Our fiscal and economic problems can be addressed with smart leadership.  We should insist that our national leaders get going on such badly needed reforms!

Can We Solve Our Fiscal Problems Without Raising Taxes?

 

Scott Lilly, a Senior Fellow at the Center for American Progress, has an Op Ed column in yesterday’s Fiscal Times, “The Choice Congress Won’t Face Up To”.  Mr. Lilly admits that we have at least a long-term deficit problem, namely exploding entitlement spending driven by the aging of the U.S. population.  The Congressional Budget Office predicts that federal outlays, including entitlements, will be 22.8% of GDP in 2023 while revenues will equal only about 19.3% of GDP, a huge gap.  And outlays will continue to rise,  because of entitlement spending, reaching 25% of GDP by 2040.  This means that the public debt, on which we pay interest, would rise from 73% of GDP today, to 99% of GDP by 2040.  As interest rates inevitably return to their historical average of 5%, interest payments on this massive debt will become an increasing burden on the economy.
Mr. Lilly asks the question:  How are we going to cut back on entitlement spending when the average Social Security monthly check is $1268 out of which about $350 goes to out-of-pocket medical expenses not covered by Medicare?  Congressman Ryan has proposed limiting the growth of Medicare to the increase of inflation + 1%.  But the cost of healthcare is increasing much faster than this.  And many seniors are living close to the edge.
Thus we reach “the choice which Congress won’t face up to.”  According to Mr. Lilly, either we have to make big cuts in entitlement spending or else raise taxes dramatically so that federal revenue increases to about 24% of GDP by 2040.  Mr. Lilly makes the far-fetched claim, based on flimsy evidence, that such a large tax increase will not retard economic growth.  But let’s set this issue aside for now.
Is there any alternative to increasing taxes so dramatically in order to avoid making big cuts in entitlements?  The answer is yes.  The above discussion assumes that the cost of healthcare in general will keep on increasing at the current rapid rate, much faster than the increase in inflation.  This is the main driver of entitlement costs.  The U.S. currently spends 18% of GDP on healthcare which is double the amount spent by any other country.  This is what must change.  We should abolish, not just postpone, the employer mandate in Obama Care.  But even more fundamentally, the tax exemption for employer provided healthcare should be removed (and offset with a rate reduction).  This would make consumers far more aware of the cost of healthcare and therefore drive down these costs.
Only after serious attempts are made, such as above, to control costs should any consideration be given to raising taxes.

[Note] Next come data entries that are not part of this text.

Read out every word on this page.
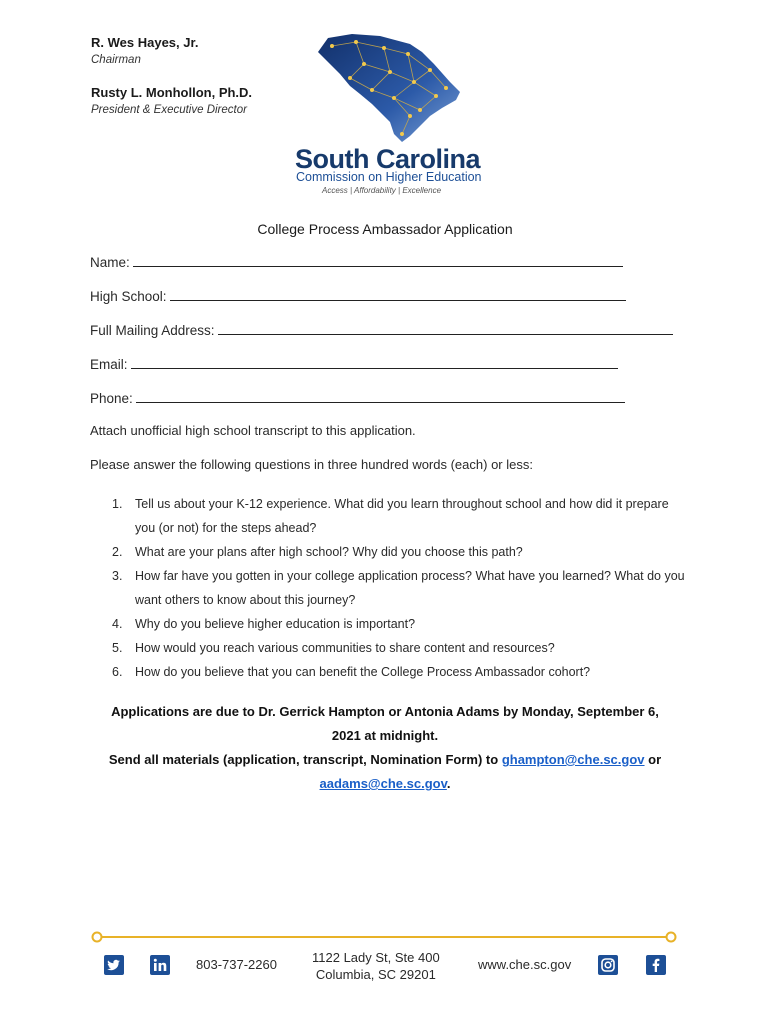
R. Wes Hayes, Jr.
Chairman
Rusty L. Monhollon, Ph.D.
President & Executive Director
South Carolina
Commission on Higher Education
Access | Affordability | Excellence
College Process Ambassador Application
Name:
High School:
Full Mailing Address:
Email:
Phone:
Attach unofficial high school transcript to this application.
Please answer the following questions in three hundred words (each) or less:
1. Tell us about your K-12 experience. What did you learn throughout school and how did it prepare you (or not) for the steps ahead?
2. What are your plans after high school? Why did you choose this path?
3. How far have you gotten in your college application process? What have you learned? What do you want others to know about this journey?
4. Why do you believe higher education is important?
5. How would you reach various communities to share content and resources?
6. How do you believe that you can benefit the College Process Ambassador cohort?
Applications are due to Dr. Gerrick Hampton or Antonia Adams by Monday, September 6, 2021 at midnight.
Send all materials (application, transcript, Nomination Form) to ghampton@che.sc.gov or aadams@che.sc.gov.
803-737-2260	1122 Lady St, Ste 400
Columbia, SC 29201
www.che.sc.gov
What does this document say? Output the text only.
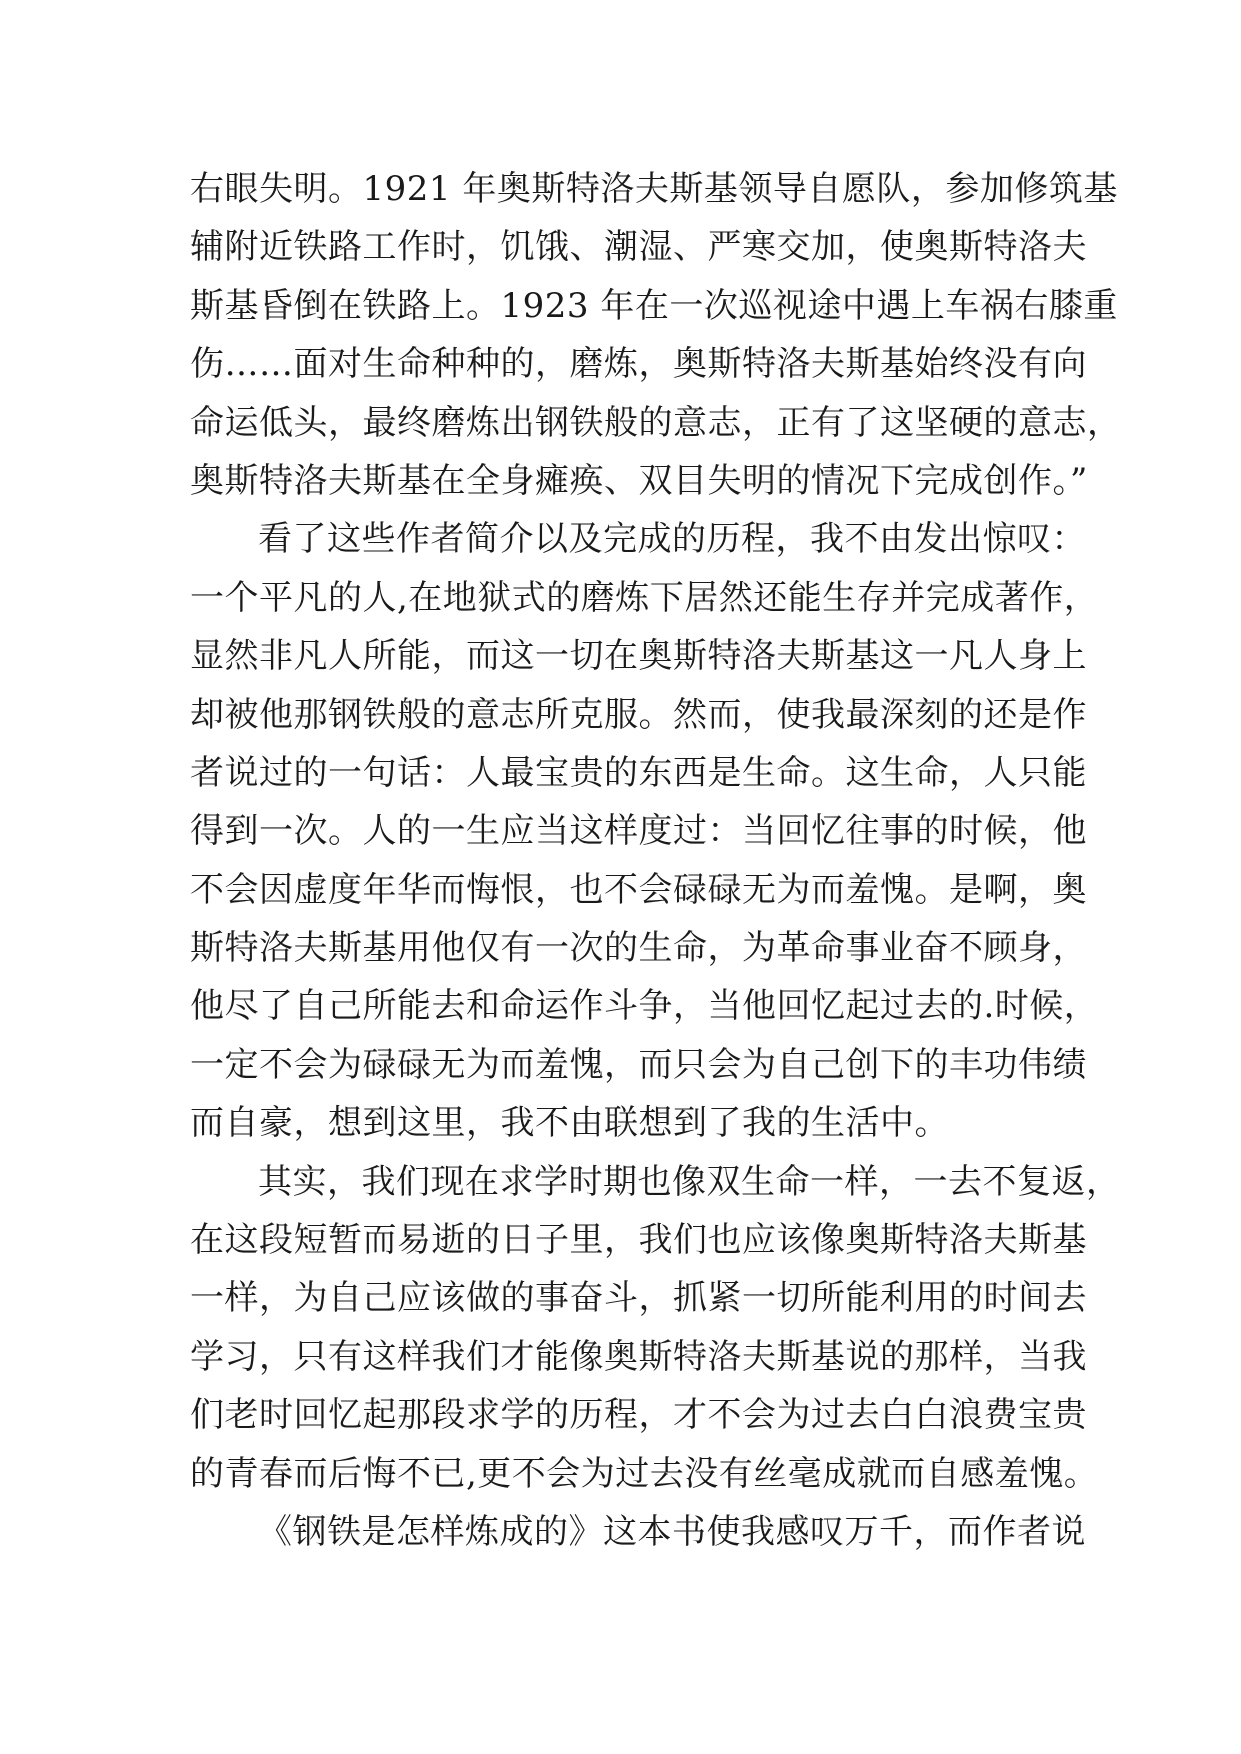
右眼失明。1921 年奥斯特洛夫斯基领导自愿队，参加修筑基
辅附近铁路工作时，饥饿、潮湿、严寒交加，使奥斯特洛夫
斯基昏倒在铁路上。1923 年在一次巡视途中遇上车祸右膝重
伤……面对生命种种的，磨炼，奥斯特洛夫斯基始终没有向
命运低头，最终磨炼出钢铁般的意志，正有了这坚硬的意志，
奥斯特洛夫斯基在全身瘫痪、双目失明的情况下完成创作。”
看了这些作者简介以及完成的历程，我不由发出惊叹：
一个平凡的人,在地狱式的磨炼下居然还能生存并完成著作，
显然非凡人所能，而这一切在奥斯特洛夫斯基这一凡人身上
却被他那钢铁般的意志所克服。然而，使我最深刻的还是作
者说过的一句话：人最宝贵的东西是生命。这生命，人只能
得到一次。人的一生应当这样度过：当回忆往事的时候，他
不会因虚度年华而悔恨，也不会碌碌无为而羞愧。是啊，奥
斯特洛夫斯基用他仅有一次的生命，为革命事业奋不顾身，
他尽了自己所能去和命运作斗争，当他回忆起过去的.时候，
一定不会为碌碌无为而羞愧，而只会为自己创下的丰功伟绩
而自豪，想到这里，我不由联想到了我的生活中。
其实，我们现在求学时期也像双生命一样，一去不复返，
在这段短暂而易逝的日子里，我们也应该像奥斯特洛夫斯基
一样，为自己应该做的事奋斗，抓紧一切所能利用的时间去
学习，只有这样我们才能像奥斯特洛夫斯基说的那样，当我
们老时回忆起那段求学的历程，才不会为过去白白浪费宝贵
的青春而后悔不已,更不会为过去没有丝毫成就而自感羞愧。
《钢铁是怎样炼成的》这本书使我感叹万千，而作者说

Going On a Short Vacation!

I began this blog last November, right after the national elections, to promote my strong view that the United States is on a dangerous fiscal course, with an already enormous, and still rapidly growing, national debt.  After four years in a row of deficit spending exceeding $1 trillion per year, the current year’s deficit is projected to be “only” $640 billion.  Far too many people, including many of our national leaders, interpret this to mean that the problem is getting solved and so we can relax.  But the already accumulated $12 trillion in public debt will cost our economy $600 billion a year, a significant fraction of total revenue, in interest alone when interest rates return to their historical average of 5%.
This is just the tip of the iceberg.  Federal spending is out of control all across the board.  Entitlement spending on Medicare and Medicaid is growing at twice the rate of inflation and is an especially acute problem.  But progress here depends on figuring out how to get healthcare costs in general under control, a huge challenge.  The much reviled sequester is working but it’s not nearly enough by itself to get discretionary spending under control.
Four years after the end of the Great Recession the economy is still limping along at 2% GDP growth and 7.6% unemployment.  And this is after enormous fiscal stimulus (deficit spending) as well as quantitative easing by the Federal Reserve.  Current policies are not working.  What we need is broad based tax reform with lower marginal rates (offset by ending tax preferences) to stimulate business investment and the private risk taking which propels the economy and creates jobs.  And, of course, faster economic growth will also increase tax revenue and therefore lower the deficit, as well as boosting employment.
This is a brief summary of what I’ve been saying for the past eight months.  To me it just seems like simple common sense, but not everyone agrees!  At any rate I’ll be out of town for the next two weeks.  I hope to be able to make a few new posts while I’m gone.  Stay tuned!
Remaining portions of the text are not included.